In the Cecchetto case, the Federal Court accepted that the employer could unilaterally impose a vaccination policy

[32] In the Cecchetto case, the applicant relied on AL, much like the Claimant is in the appeal before me. Mr. Cecchetto argued that it is not misconduct to refuse to abide by a vaccine policy that an employer unilaterally imposed.

[33] It is clear from the evidence in the Cecchetto case that the applicant’s employment agreement did not require vaccination. The applicant began his employment in 2017—well before the pandemic began. His employer later adopted the provincial health directive that required vaccination or regular testing. The employer adopted the policy unilaterally, without Mr. Cecchetto’s consent.

[34] The Court noted this evidence. It was aware when Mr. Cecchetto started working and was aware that his employer adopted the provincial health directive. Mr. Cecchetto opposed the policy. The Court accepted that, even if vaccination did not form part of Mr. Cecchetto’s original employment agreement, that his employer could subsequently introduce a policy that required vaccination.

[35] The Court found that the General Division had reasonably determined that Mr. Cecchetto had committed misconduct based on his non-compliance with that a policy that did not form part of his original employment agreement.

[36] The Court said that there could be some factual circumstances when AL is relevant. However, the Court made this comment in obiter and hence, it is not binding. Besides, the Court was quick to factually distinguish the case. It noted that in AL, the employer’s policy required mandatory vaccination and did not provide for any exemptions or for testing as an alternative.
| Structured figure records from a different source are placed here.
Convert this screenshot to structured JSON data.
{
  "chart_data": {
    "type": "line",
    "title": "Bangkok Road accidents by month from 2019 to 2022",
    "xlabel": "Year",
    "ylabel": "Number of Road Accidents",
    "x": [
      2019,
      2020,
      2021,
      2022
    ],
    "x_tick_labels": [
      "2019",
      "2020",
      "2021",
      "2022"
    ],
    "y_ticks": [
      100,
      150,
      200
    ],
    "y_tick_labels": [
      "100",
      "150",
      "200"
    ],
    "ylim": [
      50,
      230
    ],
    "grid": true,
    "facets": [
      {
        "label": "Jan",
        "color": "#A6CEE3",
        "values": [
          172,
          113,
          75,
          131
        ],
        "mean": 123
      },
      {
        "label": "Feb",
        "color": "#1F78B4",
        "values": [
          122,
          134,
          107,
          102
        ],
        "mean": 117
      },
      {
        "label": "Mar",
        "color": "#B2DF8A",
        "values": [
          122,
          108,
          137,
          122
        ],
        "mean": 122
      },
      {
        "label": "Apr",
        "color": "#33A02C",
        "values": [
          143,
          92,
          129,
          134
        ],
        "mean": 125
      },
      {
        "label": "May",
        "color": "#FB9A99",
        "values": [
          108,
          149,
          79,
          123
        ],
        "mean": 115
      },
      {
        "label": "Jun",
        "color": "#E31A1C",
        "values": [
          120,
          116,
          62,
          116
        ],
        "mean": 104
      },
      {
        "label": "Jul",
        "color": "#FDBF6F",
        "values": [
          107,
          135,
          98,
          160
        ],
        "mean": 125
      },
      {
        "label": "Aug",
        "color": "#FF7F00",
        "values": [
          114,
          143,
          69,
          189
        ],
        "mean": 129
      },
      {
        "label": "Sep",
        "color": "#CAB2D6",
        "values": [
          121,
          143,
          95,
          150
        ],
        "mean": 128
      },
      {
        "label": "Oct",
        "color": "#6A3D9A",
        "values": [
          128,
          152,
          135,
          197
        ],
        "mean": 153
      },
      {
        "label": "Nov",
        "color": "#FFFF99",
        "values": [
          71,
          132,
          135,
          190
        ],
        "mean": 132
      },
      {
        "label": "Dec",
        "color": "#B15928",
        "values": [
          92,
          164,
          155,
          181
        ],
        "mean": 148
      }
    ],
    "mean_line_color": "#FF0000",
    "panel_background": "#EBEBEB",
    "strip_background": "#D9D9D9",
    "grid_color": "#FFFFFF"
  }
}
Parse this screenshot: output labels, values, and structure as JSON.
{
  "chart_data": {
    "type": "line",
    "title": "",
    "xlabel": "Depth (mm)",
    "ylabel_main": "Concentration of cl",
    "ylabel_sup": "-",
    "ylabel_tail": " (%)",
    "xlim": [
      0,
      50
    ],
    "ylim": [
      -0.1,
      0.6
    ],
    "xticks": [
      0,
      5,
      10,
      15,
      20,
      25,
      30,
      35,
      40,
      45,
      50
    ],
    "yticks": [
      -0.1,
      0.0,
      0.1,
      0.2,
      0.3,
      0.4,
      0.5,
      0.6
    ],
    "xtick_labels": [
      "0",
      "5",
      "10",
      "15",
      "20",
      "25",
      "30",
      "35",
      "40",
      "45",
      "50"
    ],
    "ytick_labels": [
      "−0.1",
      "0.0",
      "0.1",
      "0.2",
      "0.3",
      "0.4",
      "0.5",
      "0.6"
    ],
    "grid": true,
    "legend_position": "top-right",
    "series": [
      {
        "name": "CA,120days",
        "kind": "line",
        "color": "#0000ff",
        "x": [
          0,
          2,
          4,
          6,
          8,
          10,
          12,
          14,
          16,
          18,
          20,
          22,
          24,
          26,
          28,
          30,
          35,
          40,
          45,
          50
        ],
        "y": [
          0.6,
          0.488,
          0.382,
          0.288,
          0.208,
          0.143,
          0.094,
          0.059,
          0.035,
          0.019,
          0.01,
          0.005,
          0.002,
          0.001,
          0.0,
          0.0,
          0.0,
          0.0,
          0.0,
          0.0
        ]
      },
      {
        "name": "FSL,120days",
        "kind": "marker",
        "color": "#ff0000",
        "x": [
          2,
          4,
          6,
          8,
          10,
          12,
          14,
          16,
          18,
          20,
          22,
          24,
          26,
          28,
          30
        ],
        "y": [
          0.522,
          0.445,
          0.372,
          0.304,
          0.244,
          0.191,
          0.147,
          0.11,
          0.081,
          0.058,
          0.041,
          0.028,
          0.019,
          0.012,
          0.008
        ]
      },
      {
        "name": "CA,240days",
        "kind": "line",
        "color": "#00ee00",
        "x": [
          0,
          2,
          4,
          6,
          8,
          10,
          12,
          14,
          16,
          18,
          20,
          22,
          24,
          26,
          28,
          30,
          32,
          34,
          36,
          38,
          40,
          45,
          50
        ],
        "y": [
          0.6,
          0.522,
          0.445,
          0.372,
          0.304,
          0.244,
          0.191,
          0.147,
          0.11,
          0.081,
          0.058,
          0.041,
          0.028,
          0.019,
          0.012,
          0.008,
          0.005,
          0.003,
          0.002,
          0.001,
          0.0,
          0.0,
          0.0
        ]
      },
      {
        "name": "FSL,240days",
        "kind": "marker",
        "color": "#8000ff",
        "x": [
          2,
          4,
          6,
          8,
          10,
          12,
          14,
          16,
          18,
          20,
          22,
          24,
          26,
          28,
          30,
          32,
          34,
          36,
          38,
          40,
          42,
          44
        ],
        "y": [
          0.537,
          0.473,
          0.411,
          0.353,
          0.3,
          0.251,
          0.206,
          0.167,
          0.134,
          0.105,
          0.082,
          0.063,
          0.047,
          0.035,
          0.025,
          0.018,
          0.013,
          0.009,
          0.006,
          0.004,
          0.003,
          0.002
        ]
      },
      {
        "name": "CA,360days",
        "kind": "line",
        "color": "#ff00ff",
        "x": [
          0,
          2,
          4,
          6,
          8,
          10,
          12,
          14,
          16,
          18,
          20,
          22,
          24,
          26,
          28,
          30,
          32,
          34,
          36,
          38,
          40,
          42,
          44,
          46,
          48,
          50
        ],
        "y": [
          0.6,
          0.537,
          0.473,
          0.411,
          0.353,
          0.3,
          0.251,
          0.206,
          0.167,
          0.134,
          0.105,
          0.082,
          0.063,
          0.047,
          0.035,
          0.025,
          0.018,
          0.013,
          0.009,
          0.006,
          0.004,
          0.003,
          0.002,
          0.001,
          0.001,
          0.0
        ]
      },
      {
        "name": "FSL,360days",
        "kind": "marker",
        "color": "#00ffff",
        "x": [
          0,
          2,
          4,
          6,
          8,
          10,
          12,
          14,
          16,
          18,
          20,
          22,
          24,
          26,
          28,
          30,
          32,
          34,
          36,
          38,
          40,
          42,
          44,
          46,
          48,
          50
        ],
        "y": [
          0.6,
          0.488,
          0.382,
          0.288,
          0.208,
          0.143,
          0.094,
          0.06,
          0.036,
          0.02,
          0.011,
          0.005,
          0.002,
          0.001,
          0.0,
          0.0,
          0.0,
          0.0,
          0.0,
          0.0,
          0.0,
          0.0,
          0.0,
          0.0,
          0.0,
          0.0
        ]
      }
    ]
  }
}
Here, the Claimant’s employer provided some accommodations, even if it did not extend any to the Claimant.

[37] While the Claimant’s employment agreement did not require vaccination, it is clear from the Cecchetto case that an employer may introduce a new policy or rule, even if an employee disagrees with it and does not consent to it.

Conclusion

[38] The appeal is dismissed.

[39] The General Division did not fail to consider whether the employer’s vaccination policy was lawful. The General Division simply did not have any authority to decide this issue.

[40] The General Division noted the Claimant’s argument that he was not contractually required to be vaccinated. The General Division did not directly address this argument, but it would not have changed the outcome.